Also, the level of sophistication available in the shaders for
graphics processors isn't up to, say, SLA or DarkTree's level of
sophistication.
That's not to say "never!", but rather just to say not quite yet, but
we're getting there... quickly.
[quote][b]
So with hardware rendering does this mean the 256m cards are going to come into their own?
My guess is that they will in another couple of generations,
especially as display technology improves and drops in price,
allowing more and more users to run at higher resolution, and as
polygon counts in games go up, and graphics horsepower
increases. The horsepower will most likely continue to be far in
excess of what available bandwidth can feed, so larger and larger
local buffers will most likely continue to be the norm for quite a
while.
Cheers :thumbsup:
So the cards with 256m are not really a necessary item at this stage then :)....a 128m Quadro is gonna dear enough at my end,if whoever it is writes the drivers for the G5s........OT}But I really dont undestand why Apple or Nvidia dont just say ya working on drivers,it would benefit both,I cant see any downside to an announcement either.
Stu.
Thalaxis
08-12-2003, 02:47 PM
Yes, for the most part the 256 MB frame buffers are, right now,
overkill.
They are overkill in the same way that 64-bit computing is
overkill: right now, the need isn't there... but it's not far off.
Actually, 64-bit computing is a bit less ahead of the curve than
256 MB frame buffers right now, but I seriously doubt that either
one is that far off from being truly useful, even though it will most
likely be at least a decade before either is mainstream.
As for why they don't talk about these things... well, it is to a
large extent a marketing thing. Revealing what you are up to can
be beneficial for your competitors.
I think however that the people making the decisions about what
to reveal (who are very rarely the same people who are doing the
actual work) tend to be rather overzealous about secrecy.

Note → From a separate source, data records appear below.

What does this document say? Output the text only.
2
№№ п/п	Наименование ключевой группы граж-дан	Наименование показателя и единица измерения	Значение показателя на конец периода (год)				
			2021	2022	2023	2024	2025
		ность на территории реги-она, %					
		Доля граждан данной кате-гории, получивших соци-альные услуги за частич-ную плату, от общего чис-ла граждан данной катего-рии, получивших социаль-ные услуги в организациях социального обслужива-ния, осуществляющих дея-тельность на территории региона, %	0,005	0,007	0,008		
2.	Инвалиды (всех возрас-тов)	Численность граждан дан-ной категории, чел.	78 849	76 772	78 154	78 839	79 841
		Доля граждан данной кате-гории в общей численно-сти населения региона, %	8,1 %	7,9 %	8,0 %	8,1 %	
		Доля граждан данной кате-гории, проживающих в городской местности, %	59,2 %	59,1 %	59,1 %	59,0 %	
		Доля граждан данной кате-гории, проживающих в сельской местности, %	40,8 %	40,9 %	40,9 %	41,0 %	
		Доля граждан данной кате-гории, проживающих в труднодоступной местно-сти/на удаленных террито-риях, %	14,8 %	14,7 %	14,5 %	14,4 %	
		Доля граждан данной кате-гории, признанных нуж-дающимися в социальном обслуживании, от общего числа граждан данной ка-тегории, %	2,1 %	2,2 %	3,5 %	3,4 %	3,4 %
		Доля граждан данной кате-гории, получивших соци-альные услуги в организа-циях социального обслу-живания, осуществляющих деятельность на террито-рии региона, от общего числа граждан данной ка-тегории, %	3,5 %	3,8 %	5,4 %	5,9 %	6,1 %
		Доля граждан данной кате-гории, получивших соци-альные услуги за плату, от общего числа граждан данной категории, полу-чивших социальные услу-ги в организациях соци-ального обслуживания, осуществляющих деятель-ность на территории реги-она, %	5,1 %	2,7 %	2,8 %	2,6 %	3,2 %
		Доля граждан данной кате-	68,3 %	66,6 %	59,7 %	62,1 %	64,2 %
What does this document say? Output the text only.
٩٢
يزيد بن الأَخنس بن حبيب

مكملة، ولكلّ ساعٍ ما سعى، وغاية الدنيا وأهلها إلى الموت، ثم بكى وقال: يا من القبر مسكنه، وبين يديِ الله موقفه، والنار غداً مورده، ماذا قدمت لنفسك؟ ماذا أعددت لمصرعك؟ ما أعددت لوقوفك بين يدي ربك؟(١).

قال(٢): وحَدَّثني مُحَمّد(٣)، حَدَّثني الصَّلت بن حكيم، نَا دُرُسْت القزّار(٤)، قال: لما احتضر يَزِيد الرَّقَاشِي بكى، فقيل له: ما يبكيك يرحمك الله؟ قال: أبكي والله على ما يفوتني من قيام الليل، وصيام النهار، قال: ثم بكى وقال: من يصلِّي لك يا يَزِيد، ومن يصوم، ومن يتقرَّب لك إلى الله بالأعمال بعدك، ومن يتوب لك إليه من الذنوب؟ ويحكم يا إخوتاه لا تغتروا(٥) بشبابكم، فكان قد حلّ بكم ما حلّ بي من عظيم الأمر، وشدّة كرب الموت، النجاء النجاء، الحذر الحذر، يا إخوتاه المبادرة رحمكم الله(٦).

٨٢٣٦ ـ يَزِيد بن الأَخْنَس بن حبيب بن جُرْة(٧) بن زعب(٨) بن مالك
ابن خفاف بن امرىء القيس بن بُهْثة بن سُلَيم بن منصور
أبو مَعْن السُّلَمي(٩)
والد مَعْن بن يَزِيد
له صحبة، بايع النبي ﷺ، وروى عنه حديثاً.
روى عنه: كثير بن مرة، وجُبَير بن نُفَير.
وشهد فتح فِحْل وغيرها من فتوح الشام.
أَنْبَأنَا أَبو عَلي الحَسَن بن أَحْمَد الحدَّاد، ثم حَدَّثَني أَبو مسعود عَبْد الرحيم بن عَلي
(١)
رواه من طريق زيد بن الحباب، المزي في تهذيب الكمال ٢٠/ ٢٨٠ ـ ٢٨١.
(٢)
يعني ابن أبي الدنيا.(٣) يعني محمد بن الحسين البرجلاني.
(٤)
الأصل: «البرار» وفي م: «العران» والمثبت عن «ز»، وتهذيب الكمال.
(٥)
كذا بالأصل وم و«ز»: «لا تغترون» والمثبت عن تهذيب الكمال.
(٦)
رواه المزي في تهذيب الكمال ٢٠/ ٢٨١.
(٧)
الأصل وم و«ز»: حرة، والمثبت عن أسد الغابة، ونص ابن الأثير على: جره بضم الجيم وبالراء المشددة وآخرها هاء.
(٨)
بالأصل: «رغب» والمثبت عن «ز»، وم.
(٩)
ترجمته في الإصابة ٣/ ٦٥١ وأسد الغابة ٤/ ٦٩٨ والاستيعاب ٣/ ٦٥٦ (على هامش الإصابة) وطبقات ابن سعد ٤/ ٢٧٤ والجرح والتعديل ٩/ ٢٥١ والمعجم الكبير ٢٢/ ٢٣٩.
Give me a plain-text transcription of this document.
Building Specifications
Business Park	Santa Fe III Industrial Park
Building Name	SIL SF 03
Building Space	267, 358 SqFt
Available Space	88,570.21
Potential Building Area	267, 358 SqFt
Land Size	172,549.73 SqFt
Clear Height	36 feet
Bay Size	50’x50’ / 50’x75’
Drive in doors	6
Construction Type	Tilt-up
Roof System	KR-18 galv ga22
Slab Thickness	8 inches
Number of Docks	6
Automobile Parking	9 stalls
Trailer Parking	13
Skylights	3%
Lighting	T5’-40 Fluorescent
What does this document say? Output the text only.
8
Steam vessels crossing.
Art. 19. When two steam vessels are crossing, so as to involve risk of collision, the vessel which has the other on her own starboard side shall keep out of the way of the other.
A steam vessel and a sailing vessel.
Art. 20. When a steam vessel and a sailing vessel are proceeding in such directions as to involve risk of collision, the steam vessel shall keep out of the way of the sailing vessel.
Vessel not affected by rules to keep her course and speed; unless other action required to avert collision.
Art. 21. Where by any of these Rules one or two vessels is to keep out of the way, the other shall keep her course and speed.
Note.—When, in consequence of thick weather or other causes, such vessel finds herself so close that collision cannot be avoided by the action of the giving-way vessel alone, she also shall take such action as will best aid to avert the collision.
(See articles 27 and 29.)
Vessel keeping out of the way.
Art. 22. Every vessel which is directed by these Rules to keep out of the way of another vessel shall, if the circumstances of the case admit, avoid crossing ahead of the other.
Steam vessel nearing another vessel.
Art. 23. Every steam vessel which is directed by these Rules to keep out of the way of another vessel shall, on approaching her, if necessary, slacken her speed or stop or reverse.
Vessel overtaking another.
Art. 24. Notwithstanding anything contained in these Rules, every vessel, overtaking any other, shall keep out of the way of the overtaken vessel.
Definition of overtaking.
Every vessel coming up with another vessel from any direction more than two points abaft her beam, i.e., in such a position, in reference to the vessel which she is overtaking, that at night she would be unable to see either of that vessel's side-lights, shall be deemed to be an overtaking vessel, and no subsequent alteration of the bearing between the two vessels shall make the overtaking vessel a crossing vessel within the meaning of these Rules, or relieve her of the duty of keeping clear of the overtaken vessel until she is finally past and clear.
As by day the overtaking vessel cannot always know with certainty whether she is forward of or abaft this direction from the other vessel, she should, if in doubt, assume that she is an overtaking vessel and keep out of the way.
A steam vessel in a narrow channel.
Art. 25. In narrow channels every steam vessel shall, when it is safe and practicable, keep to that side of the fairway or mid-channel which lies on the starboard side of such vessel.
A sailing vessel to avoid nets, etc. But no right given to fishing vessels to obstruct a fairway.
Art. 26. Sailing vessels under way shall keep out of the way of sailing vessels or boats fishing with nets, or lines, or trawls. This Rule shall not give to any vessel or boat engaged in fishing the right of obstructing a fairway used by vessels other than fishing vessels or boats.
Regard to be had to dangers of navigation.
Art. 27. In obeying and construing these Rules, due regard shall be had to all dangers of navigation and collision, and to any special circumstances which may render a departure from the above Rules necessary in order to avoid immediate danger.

I've always been dissapointed with the "render as editor" setting in Cinema because it will only do software renders. My video card produces much nicer renders in realtime than the software render that I get on disk. Now with this new plugin certain things can actually be rendered real time and used in the final piece!
Can't wait!
Where can we get more info?
Thanks
Gary
Ya that makes sense Thalaxis :) ,they probably also have a nice lucrative build to order deal with ATI as well.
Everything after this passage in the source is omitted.